Security and Storage of Case Records
Most information provided by parties during CIIDRC’s dispute resolution process is recorded electronically in the centre’s Dispute Resolution Portal (DRP) platform. CIIDRC also uses the DRP to generate some records and send them to the parties. The DRP operates on a virtual private server provided by FullHost.com. The FullHost servers are located in Vancouver, British Columbia with fail-over servers in Toronto, Ontario. Both the CIIDRC platform and the FullHost servers are subject to the highest possible levels of security for the data it stores.
CIIDRC also uses other types of software (Word, Adobe Acrobat, Outlook) to create and distribute other records. These CIIDRC dispute records are stored locally on CIIDRC computers and shared through CIIDRC’s Local Area Network (LAN). CIIDRC also uses the LAN to store other records submitted by parties that cannot currently be recorded in DRP, including communications, evidence, submissions, request forms, etc. These records are stored in various electronic formats, including email, text files, Word, Adobe pdf, images, video, etc. Access to the documents is limited to employees and panelists authorized by CIIDRC.

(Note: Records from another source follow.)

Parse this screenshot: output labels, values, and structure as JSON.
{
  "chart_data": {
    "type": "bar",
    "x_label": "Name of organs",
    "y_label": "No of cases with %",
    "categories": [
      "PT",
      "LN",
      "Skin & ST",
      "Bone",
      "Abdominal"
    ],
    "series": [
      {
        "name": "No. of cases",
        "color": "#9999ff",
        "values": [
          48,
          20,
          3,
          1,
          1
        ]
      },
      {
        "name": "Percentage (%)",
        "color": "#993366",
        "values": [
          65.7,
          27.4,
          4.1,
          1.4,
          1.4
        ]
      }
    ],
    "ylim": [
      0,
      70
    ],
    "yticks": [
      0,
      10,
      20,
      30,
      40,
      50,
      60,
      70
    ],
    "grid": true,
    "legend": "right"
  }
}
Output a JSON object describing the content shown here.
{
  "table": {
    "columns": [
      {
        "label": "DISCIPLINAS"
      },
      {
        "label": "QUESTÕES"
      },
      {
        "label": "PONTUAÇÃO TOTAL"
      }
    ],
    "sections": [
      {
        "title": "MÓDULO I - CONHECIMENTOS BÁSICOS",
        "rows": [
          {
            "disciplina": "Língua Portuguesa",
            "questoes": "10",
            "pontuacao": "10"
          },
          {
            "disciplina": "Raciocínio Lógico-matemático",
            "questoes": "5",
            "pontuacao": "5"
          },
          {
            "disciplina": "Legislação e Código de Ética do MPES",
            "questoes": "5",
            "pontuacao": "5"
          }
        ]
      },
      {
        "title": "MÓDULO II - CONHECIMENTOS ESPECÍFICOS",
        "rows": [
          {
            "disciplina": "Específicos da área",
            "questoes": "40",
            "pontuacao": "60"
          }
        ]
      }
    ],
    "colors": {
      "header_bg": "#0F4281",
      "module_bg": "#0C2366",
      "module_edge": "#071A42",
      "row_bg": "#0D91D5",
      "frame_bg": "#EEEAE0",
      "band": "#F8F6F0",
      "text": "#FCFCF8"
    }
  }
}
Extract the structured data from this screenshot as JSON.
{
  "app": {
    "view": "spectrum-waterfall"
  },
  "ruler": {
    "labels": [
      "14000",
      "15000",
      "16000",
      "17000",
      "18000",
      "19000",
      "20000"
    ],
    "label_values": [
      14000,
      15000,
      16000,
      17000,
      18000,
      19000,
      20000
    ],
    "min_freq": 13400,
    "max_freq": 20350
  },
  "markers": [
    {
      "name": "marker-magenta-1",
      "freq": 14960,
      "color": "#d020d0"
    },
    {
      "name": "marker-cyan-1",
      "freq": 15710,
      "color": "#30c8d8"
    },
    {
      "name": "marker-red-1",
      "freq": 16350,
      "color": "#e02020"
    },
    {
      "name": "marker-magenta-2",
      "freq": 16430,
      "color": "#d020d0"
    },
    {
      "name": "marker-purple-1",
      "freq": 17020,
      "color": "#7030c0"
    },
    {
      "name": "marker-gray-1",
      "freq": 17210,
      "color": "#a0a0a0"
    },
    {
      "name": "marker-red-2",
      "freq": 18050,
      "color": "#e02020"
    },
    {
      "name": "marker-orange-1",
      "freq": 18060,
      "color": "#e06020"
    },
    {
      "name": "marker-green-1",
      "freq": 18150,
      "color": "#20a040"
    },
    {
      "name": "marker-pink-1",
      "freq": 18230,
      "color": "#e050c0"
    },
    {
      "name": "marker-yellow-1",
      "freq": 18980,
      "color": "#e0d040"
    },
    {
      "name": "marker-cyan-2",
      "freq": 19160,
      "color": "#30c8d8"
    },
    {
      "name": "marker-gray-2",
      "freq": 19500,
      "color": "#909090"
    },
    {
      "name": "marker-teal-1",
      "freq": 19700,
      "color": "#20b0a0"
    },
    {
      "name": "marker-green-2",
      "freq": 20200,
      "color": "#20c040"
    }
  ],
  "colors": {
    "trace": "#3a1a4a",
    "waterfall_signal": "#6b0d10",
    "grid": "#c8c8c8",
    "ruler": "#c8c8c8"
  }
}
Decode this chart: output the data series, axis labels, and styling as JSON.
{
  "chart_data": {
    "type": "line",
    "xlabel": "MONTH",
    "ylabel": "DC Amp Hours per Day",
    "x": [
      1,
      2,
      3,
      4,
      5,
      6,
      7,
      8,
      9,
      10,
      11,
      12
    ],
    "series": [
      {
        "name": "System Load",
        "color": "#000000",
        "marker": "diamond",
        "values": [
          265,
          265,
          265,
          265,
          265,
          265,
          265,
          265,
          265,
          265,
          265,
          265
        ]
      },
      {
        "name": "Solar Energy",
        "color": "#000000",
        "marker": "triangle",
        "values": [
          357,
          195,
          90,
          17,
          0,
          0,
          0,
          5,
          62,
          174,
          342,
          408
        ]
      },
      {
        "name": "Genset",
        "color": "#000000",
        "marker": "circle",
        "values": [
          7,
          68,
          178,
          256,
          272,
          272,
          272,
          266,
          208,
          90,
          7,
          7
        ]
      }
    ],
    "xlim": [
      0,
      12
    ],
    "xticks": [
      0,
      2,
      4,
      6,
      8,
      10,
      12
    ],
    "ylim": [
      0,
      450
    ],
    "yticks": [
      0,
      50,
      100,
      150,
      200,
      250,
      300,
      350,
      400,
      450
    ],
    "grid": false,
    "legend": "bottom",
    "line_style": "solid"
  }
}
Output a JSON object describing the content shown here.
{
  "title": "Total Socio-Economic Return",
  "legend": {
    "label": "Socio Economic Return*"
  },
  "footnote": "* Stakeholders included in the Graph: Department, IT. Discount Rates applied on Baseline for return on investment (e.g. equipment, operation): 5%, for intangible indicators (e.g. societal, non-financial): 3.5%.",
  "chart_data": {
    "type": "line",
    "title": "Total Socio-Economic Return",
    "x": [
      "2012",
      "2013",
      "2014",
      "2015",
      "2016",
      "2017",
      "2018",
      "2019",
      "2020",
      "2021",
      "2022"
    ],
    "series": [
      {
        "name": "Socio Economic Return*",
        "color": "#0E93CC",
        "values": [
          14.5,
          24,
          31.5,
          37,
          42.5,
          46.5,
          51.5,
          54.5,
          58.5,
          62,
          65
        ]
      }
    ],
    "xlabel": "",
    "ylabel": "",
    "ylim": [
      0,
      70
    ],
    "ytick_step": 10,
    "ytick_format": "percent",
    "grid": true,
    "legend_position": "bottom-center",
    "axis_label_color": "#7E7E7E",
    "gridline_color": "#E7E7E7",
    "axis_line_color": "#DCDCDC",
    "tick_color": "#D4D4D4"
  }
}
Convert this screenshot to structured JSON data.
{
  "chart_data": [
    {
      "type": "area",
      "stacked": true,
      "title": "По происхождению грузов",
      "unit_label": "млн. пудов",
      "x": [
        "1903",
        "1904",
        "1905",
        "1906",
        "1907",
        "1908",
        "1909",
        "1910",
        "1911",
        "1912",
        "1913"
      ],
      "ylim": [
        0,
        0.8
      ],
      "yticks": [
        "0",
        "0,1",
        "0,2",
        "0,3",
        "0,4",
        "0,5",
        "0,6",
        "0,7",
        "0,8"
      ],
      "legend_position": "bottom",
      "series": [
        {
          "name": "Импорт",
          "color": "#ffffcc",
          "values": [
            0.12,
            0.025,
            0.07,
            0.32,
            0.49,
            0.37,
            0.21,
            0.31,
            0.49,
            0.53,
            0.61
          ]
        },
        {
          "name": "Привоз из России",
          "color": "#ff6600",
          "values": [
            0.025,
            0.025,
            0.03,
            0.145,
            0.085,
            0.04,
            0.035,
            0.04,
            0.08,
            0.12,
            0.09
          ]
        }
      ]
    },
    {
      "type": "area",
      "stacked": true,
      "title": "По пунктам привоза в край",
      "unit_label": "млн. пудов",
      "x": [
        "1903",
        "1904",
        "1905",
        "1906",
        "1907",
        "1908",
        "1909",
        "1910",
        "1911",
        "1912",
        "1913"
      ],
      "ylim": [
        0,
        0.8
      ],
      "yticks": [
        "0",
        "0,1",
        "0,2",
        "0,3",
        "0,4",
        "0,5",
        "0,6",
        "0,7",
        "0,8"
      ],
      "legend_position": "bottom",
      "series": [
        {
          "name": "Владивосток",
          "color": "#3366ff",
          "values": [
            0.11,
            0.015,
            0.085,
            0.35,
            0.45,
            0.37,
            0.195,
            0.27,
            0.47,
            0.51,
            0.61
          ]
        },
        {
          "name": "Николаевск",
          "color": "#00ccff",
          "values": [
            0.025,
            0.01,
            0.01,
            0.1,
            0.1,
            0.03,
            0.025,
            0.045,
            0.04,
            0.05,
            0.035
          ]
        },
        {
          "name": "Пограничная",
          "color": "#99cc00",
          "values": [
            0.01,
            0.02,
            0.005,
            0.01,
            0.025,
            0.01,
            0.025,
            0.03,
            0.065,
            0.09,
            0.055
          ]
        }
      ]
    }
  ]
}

CIIDRC requires that staff and panelists adhere to the following policies and procedures, to ensure dispute records are handled in a manner that ensures the security of the information in those records:
- Maintain the integrity and security of CIIDRC’s online systems, by adhering to policies, such as:
- not sharing passwords;
- viewing and downloading dispute records only where required for dispute resolution activities (e.g. by a Panelist for adjudication of the dispute);
- using only secure methods (e.g. encrypted USBs) where it is necessary to download dispute information from DRP or a CIIDRC server;
- Disclose records and information only in accordance with this policy;
- Verify the accuracy of the intended recipient’s address or contact information in all communications, before the communications are finalized and sent;
- Require that temporary records caches or folders on personal computers or electronic devices are cleared regularly (at least weekly);
- Restrict access to CIIDRC’s physical records storage area to authorized persons only;
- Limit the disclosure and communication of dispute information or records to persons and circumstances authorized by this policy.
CIIDRC has taken the following steps to ensure adherence to these security precautions and this policy:
- Developing DRP functionality so that the system generates and sends most dispute communications, reducing the risk of human error that results in communication being sent to the wrong person;
- Creating procedures, together with associated checklists, that reduce the potential for inadvertent unauthorized disclosure of information (e.g. a required step that staff double-check contact information before sending correspondence);
- Providing employees with privacy, security and records management training that is tailored to the unique requirements of CIIDRC, as set out in this policy;
- Requiring that employees acknowledge, in writing, that they have read and understood this policy.